Le professeur de l'Université de Montréal Frédéric Mérand souligne que le Canada n'est pas le seul pays à subir les foudres de l'imprévisible président américain.

« Le Canada n'est pas seul, il n'est même pas dans la pire situation », a-t-il fait valoir, en faisant référence au Mexique.

« Le premier ministre du Canada Justin Trudeau a agi de façon si douce et docile durant notre rencontre du G7 pour ensuite donner une conférence de presse après mon départ. dire que les tarifs américains sont insultants et qu'il ne se laisserait pas bousculer. C'est très malhonnête et faible. »

- Donald Trump sur Twitter, samedi

SOYONS DIGNES DE NOS PEUPLES, AFFIRME MACRON

Le président français Emmanuel Macron a appelé à s'élever au-dessus de la mêlée dans la foulée de la volte-face du président américain. « Soyons dignes de nos peuples. C'est pour eux que nous travaillons ensemble. C'est pour eux que nous avons pris des engagements forts lors de ce #G7Charlevoix », a-t-il écrit sur Twitter. Plus tôt, son bureau avait émis une déclaration notant que « la coopération internationale ne peut dépendre de colères ou de petits mots ».

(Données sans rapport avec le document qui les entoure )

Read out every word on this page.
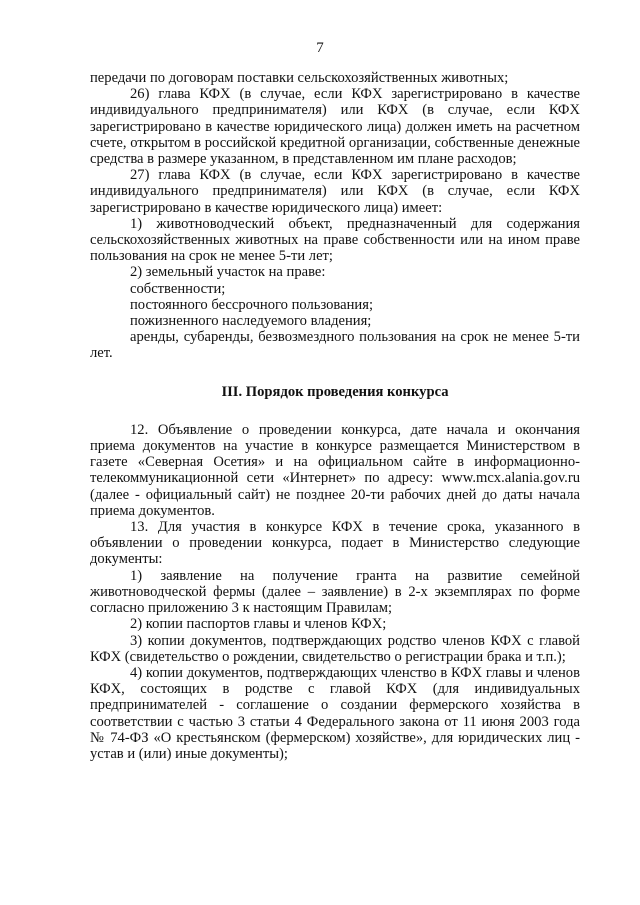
7

передачи по договорам поставки сельскохозяйственных животных;

26) глава КФХ (в случае, если КФХ зарегистрировано в качестве индивидуального предпринимателя) или КФХ (в случае, если КФХ зарегистрировано в качестве юридического лица) должен иметь на расчетном счете, открытом в российской кредитной организации, собственные денежные средства в размере указанном, в представленном им плане расходов;

27) глава КФХ (в случае, если КФХ зарегистрировано в качестве индивидуального предпринимателя) или КФХ (в случае, если КФХ зарегистрировано в качестве юридического лица) имеет:

1) животноводческий объект, предназначенный для содержания сельскохозяйственных животных на праве собственности или на ином праве пользования на срок не менее 5-ти лет;

2) земельный участок на праве:

собственности;

постоянного бессрочного пользования;

пожизненного наследуемого владения;

аренды, субаренды, безвозмездного пользования на срок не менее 5-ти лет.

III. Порядок проведения конкурса

12. Объявление о проведении конкурса, дате начала и окончания приема документов на участие в конкурсе размещается Министерством в газете «Северная Осетия» и на официальном сайте в информационно-телекоммуникационной сети «Интернет» по адресу: www.mcx.alania.gov.ru (далее - официальный сайт) не позднее 20-ти рабочих дней до даты начала приема документов.

13. Для участия в конкурсе КФХ в течение срока, указанного в объявлении о проведении конкурса, подает в Министерство следующие документы:

1) заявление на получение гранта на развитие семейной животноводческой фермы (далее – заявление) в 2-х экземплярах по форме согласно приложению 3 к настоящим Правилам;

2) копии паспортов главы и членов КФХ;

3) копии документов, подтверждающих родство членов КФХ с главой КФХ (свидетельство о рождении, свидетельство о регистрации брака и т.п.);

4) копии документов, подтверждающих членство в КФХ главы и членов КФХ, состоящих в родстве с главой КФХ (для индивидуальных предпринимателей - соглашение о создании фермерского хозяйства в соответствии с частью 3 статьи 4 Федерального закона от 11 июня 2003 года № 74-ФЗ «О крестьянском (фермерском) хозяйстве», для юридических лиц - устав и (или) иные документы);
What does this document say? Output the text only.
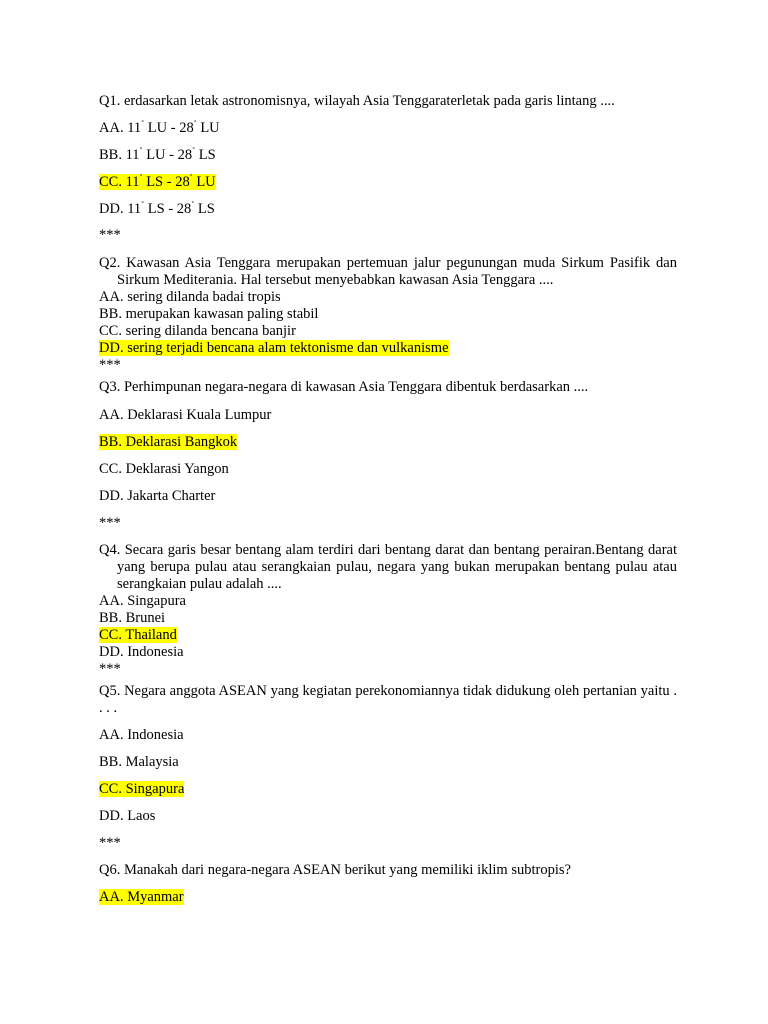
Q1. erdasarkan letak astronomisnya, wilayah Asia Tenggaraterletak pada garis lintang ....
AA. 11˚ LU - 28˚ LU
BB. 11˚ LU - 28˚ LS
CC. 11˚ LS - 28˚ LU
DD. 11˚ LS - 28˚ LS
***
Q2. Kawasan Asia Tenggara merupakan pertemuan jalur pegunungan muda Sirkum Pasifik dan Sirkum Mediterania. Hal tersebut menyebabkan kawasan Asia Tenggara ....
AA. sering dilanda badai tropis
BB. merupakan kawasan paling stabil
CC. sering dilanda bencana banjir
DD. sering terjadi bencana alam tektonisme dan vulkanisme
***
Q3. Perhimpunan negara-negara di kawasan Asia Tenggara dibentuk berdasarkan ....
AA. Deklarasi Kuala Lumpur
BB. Deklarasi Bangkok
CC. Deklarasi Yangon
DD. Jakarta Charter
***
Q4. Secara garis besar bentang alam terdiri dari bentang darat dan bentang perairan.Bentang darat yang berupa pulau atau serangkaian pulau, negara yang bukan merupakan bentang pulau atau serangkaian pulau adalah ....
AA. Singapura
BB. Brunei
CC. Thailand
DD. Indonesia
***
Q5. Negara anggota ASEAN yang kegiatan perekonomiannya tidak didukung oleh pertanian yaitu . . . .
AA. Indonesia
BB. Malaysia
CC. Singapura
DD. Laos
***
Q6. Manakah dari negara-negara ASEAN berikut yang memiliki iklim subtropis?
AA. Myanmar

« Nous avons passé deux jours à avoir un texte et des engagements. Nous nous y tenons, et quiconque les quitterait le dos tourné montre son incohérence et son inconsistance », a fait valoir l'Élysée.

UNE EXPÉRIENCE DÉGRISANTE, DIT ANGELA MERKEL

La décision de Donald Trump de retirer par tweet son soutien au communiqué final du sommet du G7 a été une expérience « dégrisante et un peu déprimante », a déclaré la chancelière allemande, Angela Merkel. « C'est dur, c'est décevant cette fois-ci, mais ce n'est pas la fin » du G7, a-t-elle dit, lors d'un entretien à la télévision publique allemande ARD. Plus tôt, le ministre allemand des Affaires étrangères Heiko Maas a affirmé que le président américain a « détruit » une grande partie de la confiance entre les États-Unis et l'Europe. « Vous pouvez détruire très rapidement une quantité incroyable de confiance avec un tweet. Cela rend d'autant plus important pour l'Europe de rester unie et de défendre ses intérêts de façon encore plus offensive », a tweeté M. Maas.

TRUMP EST UNE « ABERRATION TEMPORAIRE »

L'ex-directeur de la CIA, John O. Brennan, a voulu rassurer les alliés et les amis des États-Unis en écrivant que « M. Trump est une aberration temporaire ». « Soyez patients [...], l'Amérique que vous avez déjà connue sera de retour. » Dans le même tweet, il a reproché à Donald Trump d'endommager le statut international et les intérêts nationaux américains par ses politiques protectionnistes mal orientées et ses bouffonneries. La « vision du monde [de Trump] ne représente pas les idéaux américains ».

LES AMÉRICAINS SONT DERRIÈRE LEURS ALLIÉS, DIT MCCAIN

Figure respectée de la politique américaine, le sénateur républicain John McCain a adressé un message directement aux alliés des États-Unis sur Twitter hier. « À nos alliés : une majorité bipartisane d'Américains est pro-libre-échange, promondialisation et supporte les alliances basées sur 70 années de valeurs partagées. Les Américains sont avec vous, même si notre président ne l'est pas », a tenu à exprimer celui qui est du même parti que Trump.